Coastal habitats

Strengthening regional knowledge of coastal habitats through effective scientific monitoring to ensure sustainable benefits for coastal communities

Fisheries and aquaculture play a significant role in the economies, food security, and livelihoods of Pacific Island countries and territories (PICTs). Coastal communities catch marine resources for subsistence as well as to sell, while industrial fishing, processing, and aquaculture also provide jobs and income to a vast number of households. However, population increases, and climate change are threatening coastal habitats as never before, compromising the long-term viability  of the associated resources. Protecting the coastal ecosystems that support these communities is vital if PICTs are to achieve their sustainable development goals.

Two men on a boat return from handline fishing near the reef.

A key part of effectively managing and protecting coastal ecosystems and the communities they support is understanding how environmental parameters influence stocks and their associated habitats. Looking at the changes in patterns of key marine species in specific areas over time can help us to develop management strategies to protect the benefits that communities derive from their fisheries. The coral reefs of the Pacific are rich yet delicate ecosystems, especially vulnerable to increases in sea temperatures that are a key effect of climate change. Hence another vitally important aspect of monitoring changes over time is to better understand and distinguish climate change effects from other changes.  This work can be challenging, especially as it requires a vast amount of scientifically rigorous data to be collected in a regionally standardised way. Fortunately, our coastal fisheries and aquaculture programme’s (CFAP) science and database teams are dedicated to providing the appropriate tools and training for such an approach.

As well as environmental monitoring, our team provides training and assistance  with biological monitoring of commercially harvested reef fish and other invertebrate species of interest. Market and creel surveys are allied with life-history data from individual species to  help evaluate the health and sustainability of targeted species in any given area or region.

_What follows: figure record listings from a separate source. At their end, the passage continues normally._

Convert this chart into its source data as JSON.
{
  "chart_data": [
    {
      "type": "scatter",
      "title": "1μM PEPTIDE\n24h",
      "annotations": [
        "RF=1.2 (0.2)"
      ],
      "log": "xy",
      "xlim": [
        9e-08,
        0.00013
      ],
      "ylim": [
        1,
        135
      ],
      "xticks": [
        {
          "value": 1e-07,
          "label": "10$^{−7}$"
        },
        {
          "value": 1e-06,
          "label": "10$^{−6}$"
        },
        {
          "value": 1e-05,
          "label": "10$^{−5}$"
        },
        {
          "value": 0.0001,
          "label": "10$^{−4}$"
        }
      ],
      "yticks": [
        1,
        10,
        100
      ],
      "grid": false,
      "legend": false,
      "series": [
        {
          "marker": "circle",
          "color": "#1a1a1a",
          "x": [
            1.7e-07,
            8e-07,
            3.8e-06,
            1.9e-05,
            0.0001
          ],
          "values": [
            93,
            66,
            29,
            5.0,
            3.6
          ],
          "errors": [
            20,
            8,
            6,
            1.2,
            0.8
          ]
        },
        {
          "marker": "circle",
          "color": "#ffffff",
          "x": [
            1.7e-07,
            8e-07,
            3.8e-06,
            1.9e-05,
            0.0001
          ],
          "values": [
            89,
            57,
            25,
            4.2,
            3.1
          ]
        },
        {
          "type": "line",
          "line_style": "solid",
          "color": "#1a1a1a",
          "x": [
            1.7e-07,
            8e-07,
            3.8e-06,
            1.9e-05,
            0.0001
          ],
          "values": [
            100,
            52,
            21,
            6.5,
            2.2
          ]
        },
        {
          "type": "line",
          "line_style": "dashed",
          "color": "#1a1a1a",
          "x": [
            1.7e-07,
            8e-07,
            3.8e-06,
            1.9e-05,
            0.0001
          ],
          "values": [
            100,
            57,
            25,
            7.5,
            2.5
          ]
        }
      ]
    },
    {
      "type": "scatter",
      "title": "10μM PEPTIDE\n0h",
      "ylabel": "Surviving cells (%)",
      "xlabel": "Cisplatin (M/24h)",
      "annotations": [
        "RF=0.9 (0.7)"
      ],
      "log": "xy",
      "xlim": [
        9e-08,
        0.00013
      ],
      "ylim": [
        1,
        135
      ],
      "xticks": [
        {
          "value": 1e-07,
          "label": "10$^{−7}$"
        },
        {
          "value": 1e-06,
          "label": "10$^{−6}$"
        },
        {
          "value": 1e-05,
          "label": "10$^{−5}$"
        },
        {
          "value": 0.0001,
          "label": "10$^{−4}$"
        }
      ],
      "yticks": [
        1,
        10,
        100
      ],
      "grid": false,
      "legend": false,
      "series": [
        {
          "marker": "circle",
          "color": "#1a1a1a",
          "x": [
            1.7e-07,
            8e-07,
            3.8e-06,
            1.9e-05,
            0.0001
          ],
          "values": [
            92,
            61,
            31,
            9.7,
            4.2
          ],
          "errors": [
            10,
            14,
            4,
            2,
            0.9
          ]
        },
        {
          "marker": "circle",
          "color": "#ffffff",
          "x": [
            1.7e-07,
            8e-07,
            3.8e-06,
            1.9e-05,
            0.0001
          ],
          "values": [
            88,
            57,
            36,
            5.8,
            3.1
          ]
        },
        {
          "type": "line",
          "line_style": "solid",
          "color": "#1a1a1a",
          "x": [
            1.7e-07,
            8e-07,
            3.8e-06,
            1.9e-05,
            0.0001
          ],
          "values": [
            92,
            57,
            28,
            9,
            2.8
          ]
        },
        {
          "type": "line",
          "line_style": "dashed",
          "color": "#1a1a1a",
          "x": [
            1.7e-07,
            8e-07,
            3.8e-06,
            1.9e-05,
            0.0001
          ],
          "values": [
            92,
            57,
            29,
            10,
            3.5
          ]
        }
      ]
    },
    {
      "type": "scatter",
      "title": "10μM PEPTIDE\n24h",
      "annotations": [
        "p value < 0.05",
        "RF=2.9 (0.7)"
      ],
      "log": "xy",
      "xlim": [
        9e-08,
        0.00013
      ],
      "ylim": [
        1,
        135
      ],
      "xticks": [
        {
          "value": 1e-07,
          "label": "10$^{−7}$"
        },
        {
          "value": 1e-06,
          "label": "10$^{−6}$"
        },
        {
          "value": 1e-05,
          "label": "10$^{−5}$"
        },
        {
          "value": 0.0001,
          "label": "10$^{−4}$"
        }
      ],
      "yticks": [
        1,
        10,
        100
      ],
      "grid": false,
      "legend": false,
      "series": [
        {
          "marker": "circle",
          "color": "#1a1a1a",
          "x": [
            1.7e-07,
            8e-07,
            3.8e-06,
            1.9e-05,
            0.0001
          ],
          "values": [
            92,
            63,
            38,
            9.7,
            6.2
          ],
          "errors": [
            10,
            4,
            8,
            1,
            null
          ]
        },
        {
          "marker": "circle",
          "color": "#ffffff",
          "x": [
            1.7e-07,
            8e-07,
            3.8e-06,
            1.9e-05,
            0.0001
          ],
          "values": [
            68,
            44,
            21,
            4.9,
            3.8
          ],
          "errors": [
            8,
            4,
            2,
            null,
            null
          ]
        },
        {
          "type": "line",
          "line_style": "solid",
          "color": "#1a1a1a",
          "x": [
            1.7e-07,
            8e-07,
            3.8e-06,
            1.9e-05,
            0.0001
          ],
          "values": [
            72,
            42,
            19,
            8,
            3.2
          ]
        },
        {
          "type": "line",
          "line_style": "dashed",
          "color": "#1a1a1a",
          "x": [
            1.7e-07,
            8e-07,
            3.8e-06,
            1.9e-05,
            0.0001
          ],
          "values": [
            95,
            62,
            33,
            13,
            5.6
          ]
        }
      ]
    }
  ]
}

SPC FAME’s work in coastal fisheries ecosystems aims to provide coastal fisheries agencies in the PICTs with the most updated advice on the status of their stocks. To deliver on this outcome our coastal fisheries science team are constantly developing and testing new methods and approaches to better understand ecosystem dynamics and to identify indicators of change. This work is complemented by our continuous program of training and knowledge building workshops which increases capacity in the region to enable member countries to fill essential scientific gaps in knowledge themselves. We work in partnership with our members to monitor and assess the health and sustainability  of the region’s coastal fisheries and their associated habitats, in order to ensure a future for those communities whose way of life is so intrinsically linked to the sea.

Further reading

Pauline Bosserelle, Andrew Halford, Lyla Lemari, Kyotak Ishiguro 2021. Monitoring the vulnerability and adaptation of coastal fisheries to climate change. Noumea, New Caledonia: Pacific Community (SPC). 88 p.